Premier Foods has praised its Mr Kipling relaunch as “delivering encouraging share gains” as it revealed an underlying sales decline of 4.7% in the third quarter. 

Branded sales have also fallen by 4.1% and power brands were down by 5.1%, although they showed an improving trend towards the end of the quarter. Support brands, including Homepride and Cadbury cake, “performed well”.

The company said gross margins remained solid following a move away from loss-making promotions, while return on investment from other promotional activity was higher than last year.

During the quarter to 30 September 2014, the Mr Kipling brand underwent a major relaunch, including an extensive advertising campaign, new packaging, targeted social media and in-store marketing initiatives. As a result, Mr Kipling’s sales grew in the quarter and achieved market share gains.

However, trading profit projections for the 12 months to December 2014 are “towards the lower end of market expectations” said the company.

Gavin Darby, chief executive of Premier Foods, said: “Market conditions in the third quarter have proved to be increasingly demanding with unprecedented structural changes across the industry gathering pace. In response to this changing environment, we have put in place a new business unit structure with new leaders to reinforce our category-based strategy and improve our agility, focus and accountability.
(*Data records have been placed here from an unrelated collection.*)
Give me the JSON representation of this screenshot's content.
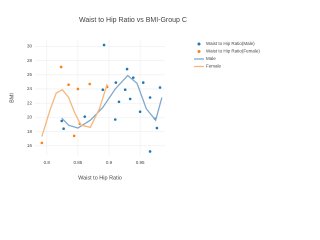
{
  "chart_data": {
    "type": "scatter",
    "title": "Waist to Hip Ratio vs BMI-Group C",
    "x_label": "Waist to Hip Ratio",
    "y_label": "BMI",
    "xlim": [
      0.781,
      0.99
    ],
    "ylim": [
      14.7,
      30.9
    ],
    "xticks": [
      {
        "value": 0.8,
        "label": "0.8"
      },
      0.85,
      {
        "value": 0.9,
        "label": "0.9"
      },
      0.95
    ],
    "yticks": [
      16,
      18,
      20,
      22,
      24,
      26,
      28,
      30
    ],
    "grid": true,
    "series": [
      {
        "name": "Waist to Hip Ratio(Male)",
        "mode": "markers",
        "color": "#1f77b4",
        "x": [
          0.892,
          0.929,
          0.911,
          0.939,
          0.955,
          0.89,
          0.926,
          0.934,
          0.982,
          0.966,
          0.916,
          0.95,
          0.861,
          0.824,
          0.827,
          0.974,
          0.977,
          0.966,
          0.91
        ],
        "values": [
          30.2,
          26.8,
          24.9,
          25.6,
          24.9,
          23.9,
          23.9,
          22.6,
          24.2,
          22.8,
          22.2,
          20.8,
          20.1,
          19.5,
          18.4,
          19.8,
          18.5,
          15.2,
          19.7
        ]
      },
      {
        "name": "Waist to Hip Ratio(Female)",
        "mode": "markers",
        "color": "#ff7f0e",
        "x": [
          0.823,
          0.835,
          0.85,
          0.869,
          0.853,
          0.844,
          0.792,
          0.897
        ],
        "values": [
          27.1,
          24.6,
          24.0,
          24.7,
          19.1,
          17.4,
          16.4,
          24.3
        ]
      },
      {
        "name": "Male",
        "mode": "lines",
        "color": "#7fa8cf",
        "x": [
          0.824,
          0.835,
          0.85,
          0.87,
          0.89,
          0.91,
          0.93,
          0.945,
          0.96,
          0.975,
          0.985
        ],
        "values": [
          19.9,
          18.9,
          18.5,
          19.6,
          21.4,
          24.0,
          25.9,
          24.8,
          21.2,
          19.6,
          22.8
        ]
      },
      {
        "name": "Female",
        "mode": "lines",
        "color": "#f5b77e",
        "x": [
          0.792,
          0.805,
          0.815,
          0.825,
          0.835,
          0.845,
          0.855,
          0.87,
          0.885,
          0.897
        ],
        "values": [
          17.3,
          21.0,
          23.4,
          23.9,
          22.8,
          20.6,
          18.9,
          18.6,
          21.3,
          24.7
        ]
      }
    ]
  }
}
“The initial response to the relaunch of our biggest brand, Mr Kipling, has been encouraging and we are implementing a strong programme of new product introductions and consumer marketing in the fourth quarter of the year to coincide with the important Christmas trading period.

"We continue to invest in our brands and strengthen our customer partnerships, while retaining a tight focus on managing costs, the delivery of trading profit and organic de-leveraging. I believe this balanced approach is central to creating value.”